The year of the broken swing
Old people will die in their own excrement neglected by the local authorities in which they live. Police numbers will be slashed; universities will be forced to turn away able students; the road system will go unrepaired; recycling and refuse collection will be slashed. Welcome to the post election world, described with great clarity during our Channel 4 prime time 90 minute investigation last night of ‘What they wont tell us’.
Three former cabinet ministers, permanent secretaries, economists and public policy experts described the consequences of the 20 per cent cuts required in public services together with the tax rises required to pay down the nation’s overdraft over the next decade.
The collective dishonesty with the electorate about what really faces the country after 6 May, together with political trust smashed by the expenses scandal, renders this one of the most unpredictable UK general elections of all time.
That’s why the norms by which opinion poll projections have been made, may themselves be shattered.
All opinion polls are ‘weighted’ to take account of assorted factors that might influence the raw findings.
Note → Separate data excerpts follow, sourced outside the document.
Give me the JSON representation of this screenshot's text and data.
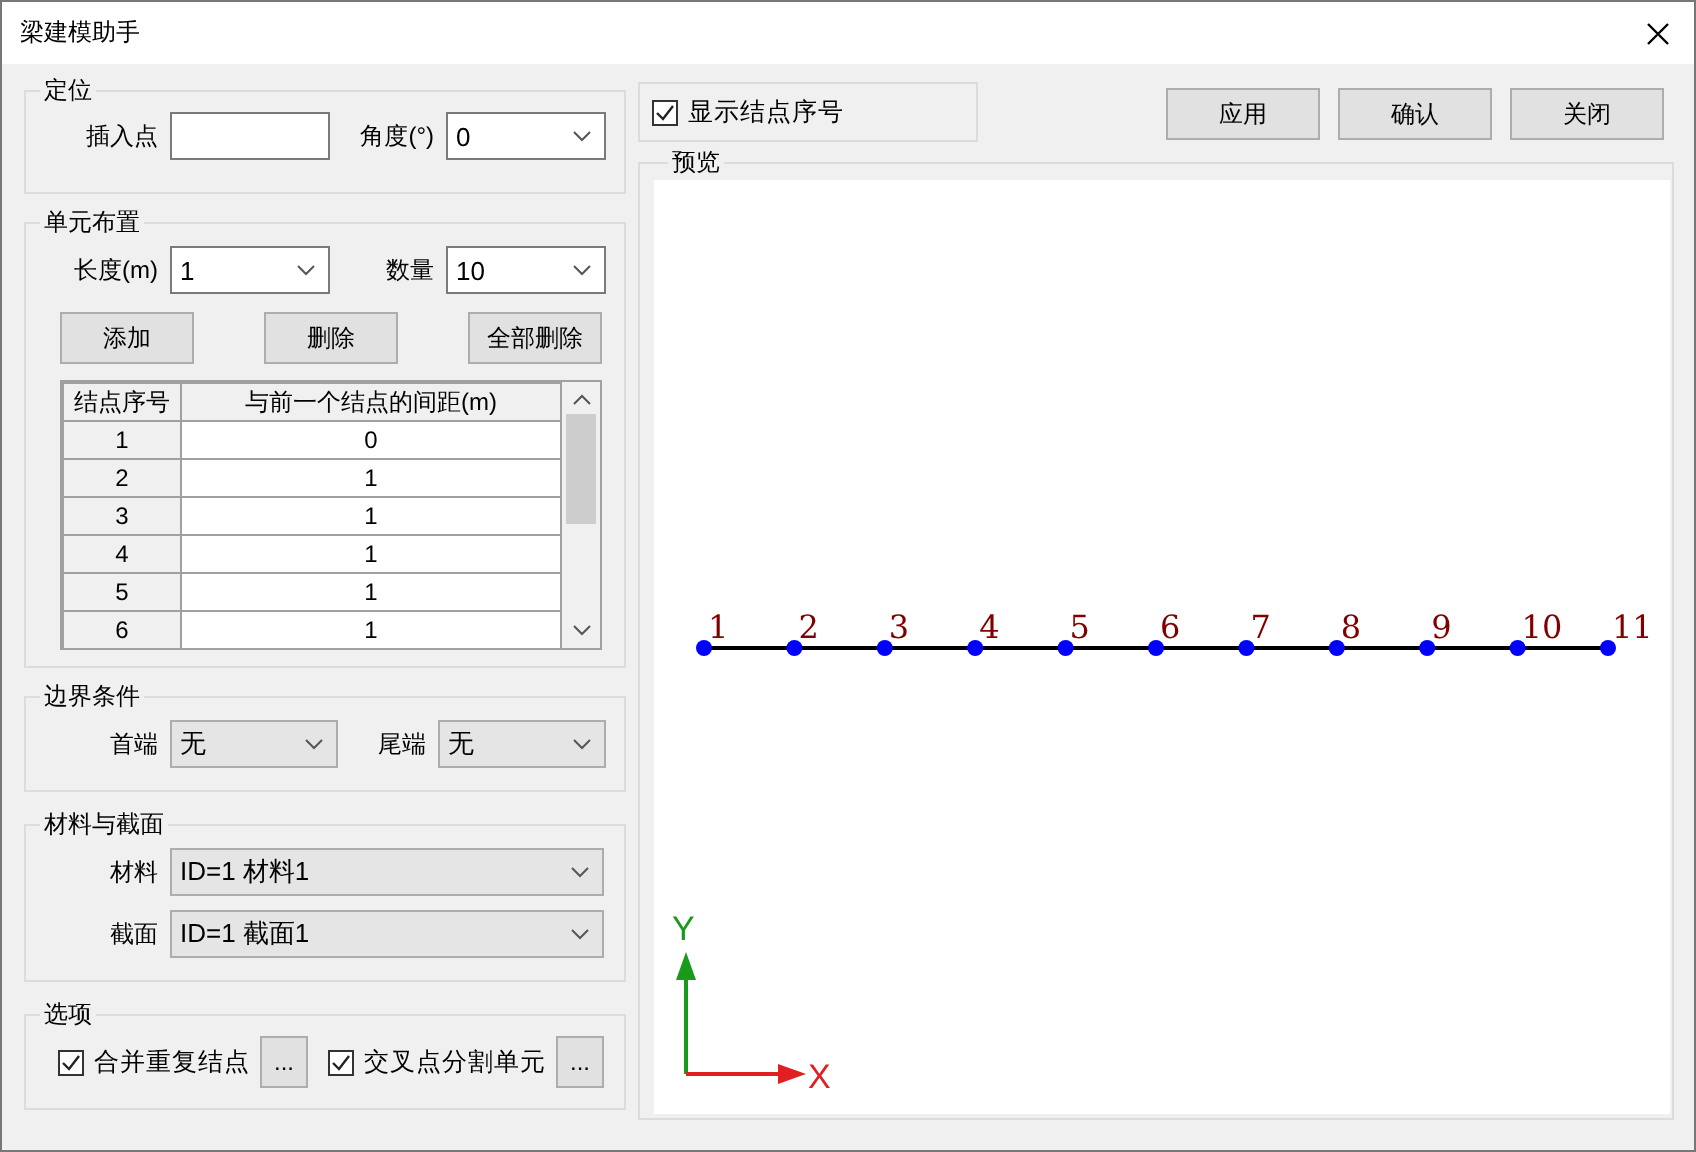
{
  "window": {
    "title": "梁建模助手"
  },
  "locate": {
    "title": "定位",
    "insert_point": {
      "label": "插入点"
    },
    "angle": {
      "label": "角度(°)",
      "value": "0",
      "editable": true
    }
  },
  "layout": {
    "title": "单元布置",
    "length": {
      "label": "长度(m)",
      "value": "1",
      "editable": true
    },
    "count": {
      "label": "数量",
      "value": "10",
      "editable": true
    },
    "buttons": [
      "添加",
      "删除",
      "全部删除"
    ],
    "table": {
      "columns": [
        "结点序号",
        "与前一个结点的间距(m)"
      ],
      "rows": [
        [
          "1",
          "0"
        ],
        [
          "2",
          "1"
        ],
        [
          "3",
          "1"
        ],
        [
          "4",
          "1"
        ],
        [
          "5",
          "1"
        ],
        [
          "6",
          "1"
        ]
      ]
    }
  },
  "boundary": {
    "title": "边界条件",
    "start": {
      "label": "首端",
      "value": "无",
      "editable": false
    },
    "end": {
      "label": "尾端",
      "value": "无",
      "editable": false
    }
  },
  "material": {
    "title": "材料与截面",
    "material": {
      "label": "材料",
      "value": "ID=1  材料1",
      "editable": false
    },
    "section": {
      "label": "截面",
      "value": "ID=1  截面1",
      "editable": false
    }
  },
  "options": {
    "title": "选项",
    "items": [
      {
        "label": "合并重复结点",
        "checked": true,
        "more": "..."
      },
      {
        "label": "交叉点分割单元",
        "checked": true,
        "more": "..."
      }
    ]
  },
  "show_numbers": {
    "label": "显示结点序号",
    "checked": true
  },
  "actions": [
    "应用",
    "确认",
    "关闭"
  ],
  "preview": {
    "title": "预览",
    "nodes": [
      "1",
      "2",
      "3",
      "4",
      "5",
      "6",
      "7",
      "8",
      "9",
      "10",
      "11"
    ],
    "x_label": "X",
    "y_label": "Y"
  }
}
But this time round those factors are themselves far harder to identify with any certainty. The TV debates, the expenses scandal, the overall despair with politics are hard to measure or gauge.
The contest is depicted in terms of ‘swings’ toward or away from political parties. But the debates have facilitated a genuine three cornered fight – demanding a multi dimensional swingometer that does more than swing between left and right.
My own forays into assorted constituencies over the past six weeks has suggested to me that there is less of a national pattern than we have seen before. Precisely because of the presence of – or the sacking/resignation of – candidates tainted by the expenses scandal in individual constituency, there are vast differences between one local contest and another. The ensuing selection process by all parties has proved problematical too.
The result is the ‘election of the fractured swing’. The electorate is in a disillusioned and undecided mood – according to these polls. I cannot remember a phenomenon in which those opting to vote for what the pollsters call ‘others’ has been so large – 10 per cent or more. UKIP, BNP, Greens and the rest are added to by Sinn Fein, Plaid Cymru, UUP, UU, SNP, and a myriad Rantzenesque independents.
In these circumstances, even a party that wins a slender majority will have no great mandate. The electorate has discovered the antidemocratic nature of our voting system. Given the scale of what faces the country – those 20 per cent cuts in public services and worse – it is hard to see how anything less than some kind of coalition will ever wield the authority to confront so massive a social and economic challenge. Even then, under whose leadership?